Para tratar a água do rio, as cidades primeiramente teriam que aplicar uma carga extra de coagulantes (de origem química ou vegetal) para separar a água da lama.

Essa técnica já tem sido usada no município de Governador Valadares (MG), também em crise de abastecimento por causa da lama.

No passo seguinte, depois do coagulante, a água do rio já separada da lama deveria ser submetida a um processo de tratamento tradicional, em estações que já existem.

Na última etapa, para que se afaste o risco de uma eventual contaminação por metais pesados, a água deveria ser submetida a um novo processo de limpeza: aí sim pelos chamados "superfiltros".

Infográfico: Entenda o supertratamento de água

A depender da quantidade de metal solúvel contida na água, a técnica poderia ser de ultrafiltração ou osmose reversa (mais intensa, capaz até de retirar metais pesados).

Até agora, a ANA (Agência Nacional de Águas) disse não ter encontrado amostras de metais pesados nas análises das águas do rio Doce.

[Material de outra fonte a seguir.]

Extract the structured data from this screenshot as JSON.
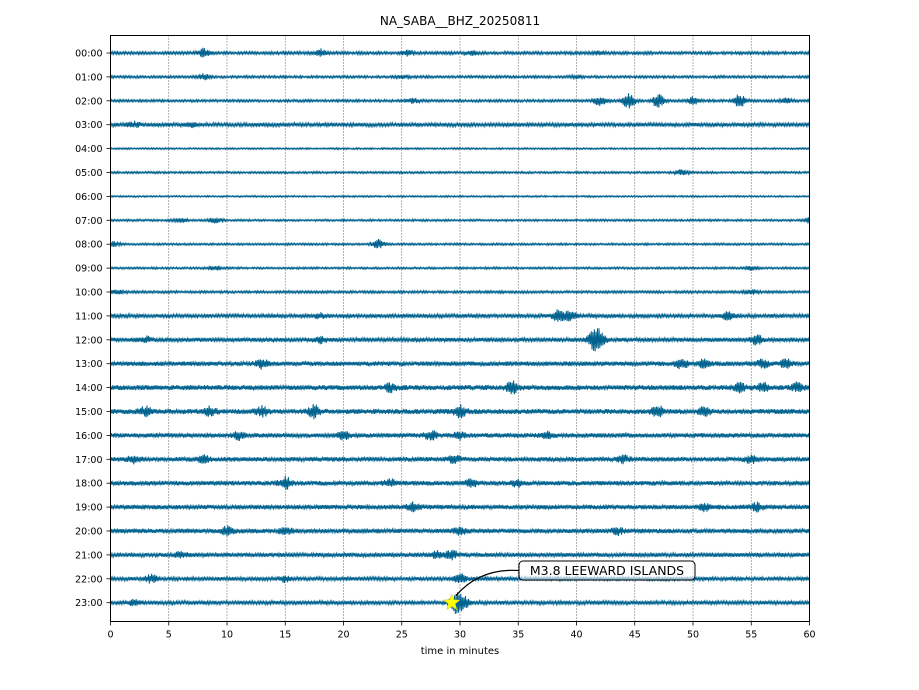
{
  "chart_data": {
    "type": "line",
    "title": "NA_SABA__BHZ_20250811",
    "xlabel": "time in minutes",
    "ylabel": "",
    "xlim": [
      0,
      60
    ],
    "x_ticks": [
      "0",
      "5",
      "10",
      "15",
      "20",
      "25",
      "30",
      "35",
      "40",
      "45",
      "50",
      "55",
      "60"
    ],
    "grid": {
      "x": "dotted",
      "y": false
    },
    "trace_color": "#00638f",
    "rows": [
      {
        "label": "00:00",
        "amplitude": 0.35,
        "bursts": [
          [
            8,
            0.9
          ],
          [
            18,
            0.8
          ],
          [
            25.5,
            0.6
          ],
          [
            31,
            0.4
          ],
          [
            42,
            0.3
          ]
        ]
      },
      {
        "label": "01:00",
        "amplitude": 0.3,
        "bursts": [
          [
            8,
            0.6
          ],
          [
            25,
            0.4
          ],
          [
            40,
            0.3
          ]
        ]
      },
      {
        "label": "02:00",
        "amplitude": 0.3,
        "bursts": [
          [
            26,
            0.5
          ],
          [
            42,
            1.0
          ],
          [
            44.5,
            1.8
          ],
          [
            47,
            1.5
          ],
          [
            50,
            0.8
          ],
          [
            54,
            1.4
          ],
          [
            58,
            0.6
          ]
        ]
      },
      {
        "label": "03:00",
        "amplitude": 0.45,
        "bursts": [
          [
            2,
            0.5
          ],
          [
            7,
            0.4
          ]
        ]
      },
      {
        "label": "04:00",
        "amplitude": 0.2,
        "bursts": []
      },
      {
        "label": "05:00",
        "amplitude": 0.25,
        "bursts": [
          [
            49,
            0.6
          ]
        ]
      },
      {
        "label": "06:00",
        "amplitude": 0.2,
        "bursts": []
      },
      {
        "label": "07:00",
        "amplitude": 0.25,
        "bursts": [
          [
            6,
            0.5
          ],
          [
            9,
            0.6
          ],
          [
            60,
            0.6
          ]
        ]
      },
      {
        "label": "08:00",
        "amplitude": 0.25,
        "bursts": [
          [
            0.3,
            0.5
          ],
          [
            23,
            1.0
          ]
        ]
      },
      {
        "label": "09:00",
        "amplitude": 0.25,
        "bursts": [
          [
            9,
            0.4
          ],
          [
            55,
            0.4
          ]
        ]
      },
      {
        "label": "10:00",
        "amplitude": 0.3,
        "bursts": [
          [
            0.5,
            0.5
          ],
          [
            55,
            0.5
          ]
        ]
      },
      {
        "label": "11:00",
        "amplitude": 0.45,
        "bursts": [
          [
            38.5,
            1.4
          ],
          [
            39.5,
            1.0
          ],
          [
            53,
            0.8
          ],
          [
            18,
            0.5
          ]
        ]
      },
      {
        "label": "12:00",
        "amplitude": 0.5,
        "bursts": [
          [
            41.5,
            2.0
          ],
          [
            42,
            1.6
          ],
          [
            3,
            0.6
          ],
          [
            18,
            0.6
          ],
          [
            55.5,
            1.0
          ]
        ]
      },
      {
        "label": "13:00",
        "amplitude": 0.55,
        "bursts": [
          [
            13,
            0.9
          ],
          [
            49,
            1.1
          ],
          [
            51,
            1.0
          ],
          [
            56,
            0.8
          ],
          [
            58,
            0.8
          ]
        ]
      },
      {
        "label": "14:00",
        "amplitude": 0.6,
        "bursts": [
          [
            24,
            0.8
          ],
          [
            34.5,
            1.2
          ],
          [
            54,
            0.9
          ],
          [
            56,
            0.9
          ],
          [
            59,
            0.9
          ]
        ]
      },
      {
        "label": "15:00",
        "amplitude": 0.6,
        "bursts": [
          [
            3,
            0.9
          ],
          [
            8.5,
            1.0
          ],
          [
            13,
            0.9
          ],
          [
            17.5,
            1.3
          ],
          [
            30,
            1.2
          ],
          [
            47,
            1.2
          ],
          [
            51,
            0.8
          ]
        ]
      },
      {
        "label": "16:00",
        "amplitude": 0.55,
        "bursts": [
          [
            11,
            0.8
          ],
          [
            20,
            0.7
          ],
          [
            27.5,
            0.9
          ],
          [
            30,
            0.7
          ],
          [
            37.5,
            0.6
          ]
        ]
      },
      {
        "label": "17:00",
        "amplitude": 0.55,
        "bursts": [
          [
            2,
            0.7
          ],
          [
            8,
            0.7
          ],
          [
            29.5,
            0.8
          ],
          [
            44,
            0.7
          ],
          [
            55,
            0.7
          ]
        ]
      },
      {
        "label": "18:00",
        "amplitude": 0.55,
        "bursts": [
          [
            15,
            1.3
          ],
          [
            24,
            0.7
          ],
          [
            31,
            0.7
          ],
          [
            35,
            0.7
          ]
        ]
      },
      {
        "label": "19:00",
        "amplitude": 0.55,
        "bursts": [
          [
            26,
            0.9
          ],
          [
            51,
            0.7
          ],
          [
            55.5,
            0.8
          ]
        ]
      },
      {
        "label": "20:00",
        "amplitude": 0.55,
        "bursts": [
          [
            10,
            0.8
          ],
          [
            15,
            0.7
          ],
          [
            30,
            0.7
          ],
          [
            43.5,
            0.7
          ]
        ]
      },
      {
        "label": "21:00",
        "amplitude": 0.5,
        "bursts": [
          [
            6,
            0.7
          ],
          [
            28,
            0.8
          ],
          [
            29.3,
            0.9
          ]
        ]
      },
      {
        "label": "22:00",
        "amplitude": 0.45,
        "bursts": [
          [
            3.5,
            0.8
          ],
          [
            15,
            0.6
          ],
          [
            30,
            1.0
          ]
        ]
      },
      {
        "label": "23:00",
        "amplitude": 0.45,
        "bursts": [
          [
            2,
            0.5
          ],
          [
            29.6,
            2.2
          ],
          [
            30.3,
            1.2
          ]
        ]
      }
    ],
    "event": {
      "label": "M3.8 LEEWARD ISLANDS",
      "time_minutes": 29.3,
      "row": "23:00",
      "marker": "star",
      "marker_color": "#ffff00"
    }
  }
}
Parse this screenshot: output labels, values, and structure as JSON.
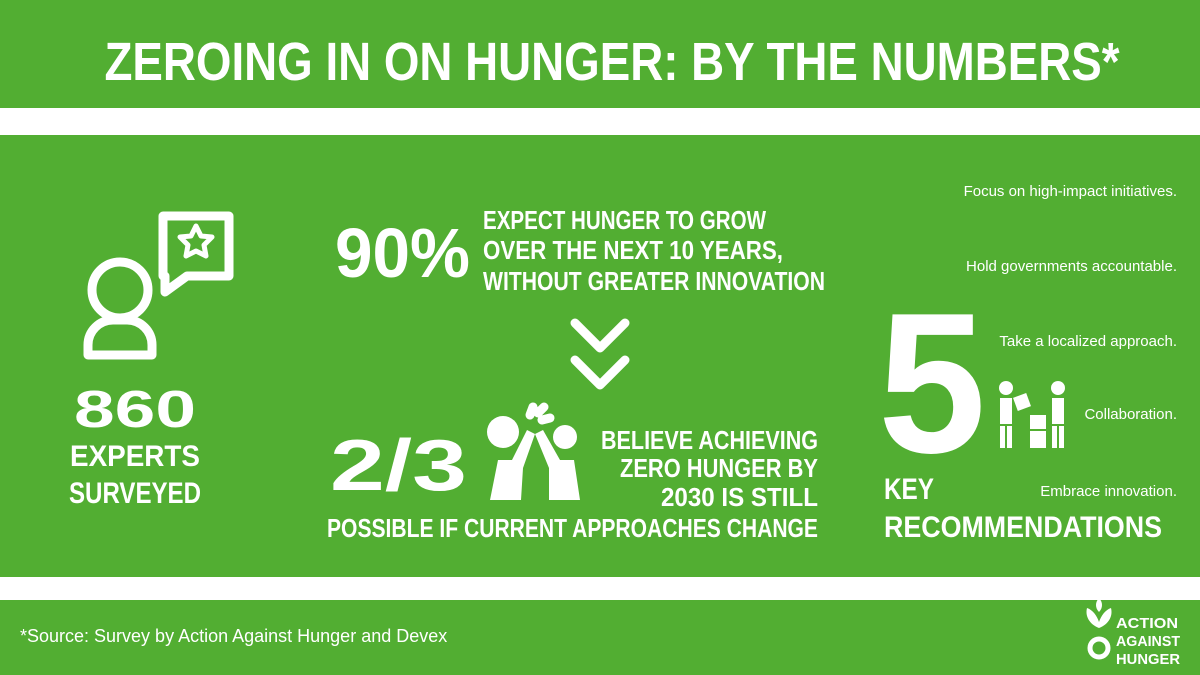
{
  "header": {
    "title": "ZEROING IN ON HUNGER: BY THE NUMBERS*"
  },
  "survey": {
    "count": "860",
    "label_lines": [
      "EXPERTS",
      "SURVEYED"
    ]
  },
  "expectation": {
    "figure": "90%",
    "lines": [
      "EXPECT HUNGER TO GROW",
      "OVER THE NEXT 10 YEARS,",
      "WITHOUT GREATER INNOVATION"
    ]
  },
  "belief": {
    "figure": "2/3",
    "lines": [
      "BELIEVE ACHIEVING",
      "ZERO HUNGER BY",
      "2030 IS STILL",
      "POSSIBLE IF CURRENT APPROACHES CHANGE"
    ]
  },
  "recommendations": {
    "count": "5",
    "label_lines": [
      "KEY",
      "RECOMMENDATIONS"
    ],
    "items": [
      "Focus on high-impact initiatives.",
      "Hold governments accountable.",
      "Take a localized approach.",
      "Collaboration.",
      "Embrace innovation."
    ]
  },
  "footer": {
    "source": "*Source: Survey by Action Against Hunger and Devex",
    "logo_lines": [
      "ACTION",
      "AGAINST",
      "HUNGER"
    ]
  }
}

A Prefeitura de Governador Valadares (MG), a mais de 300 km do local do acidente e no caminho da lama, também disse que não ter encontrado vestígios de metais pesados e que apenas o uso do coagulante e do tratamento tradicional tem sido suficiente para torná-la potável.

"Mas a vigilância será constante", disse o químico responsável pela água local.

Para Eduardo Cleto Pires, especialista em tratamento de água da USP de São Carlos, por segurança deve ser investigada intensamente a presença de metais pesados.

"E, caso tenha [metais pesados], o tratamento terá que ter até osmose reversa", diz, sobre a técnica usada para tornar a água do mar potável.

No Brasil, ela já é usada para tratar 48 mil litros de água do mar por hora em Fernando de Noronha, após investimento de R$ 20 milhões.

Outra técnica, mais barata, é a ultrafiltração, tecnologia comum na indústria e cada vez mais usada para abastecimento público, como em São Paulo e Bertioga.

É mais eficiente do que o tratamento convencional na filtração de metais e ainda é capaz de barrar vírus e bactérias. "O uso de membranas é completamente viável do ponto de vista técnico, econômico e ambiental", diz o professor José Carlos Mierzwa, da Poli-USP. "Seria a modernização do tratamento."

A Samarco já procurou diferentes empresas fornecedoras de membranas ultrafiltrantes, mas diz que, por ora, essa técnica não é necessária.

Um dos entraves pode ser o tempo de construção de novas estruturas, que pode demorar alguns meses. No entanto, já há fornecedores que vendem ou até alugam estruturas desse tipo, que chegam montadas, em contêineres.

Esse serviço de aluguel de estações é usado, por exemplo, em campos de refugiados, campos de guerra e plataformas petroleiras.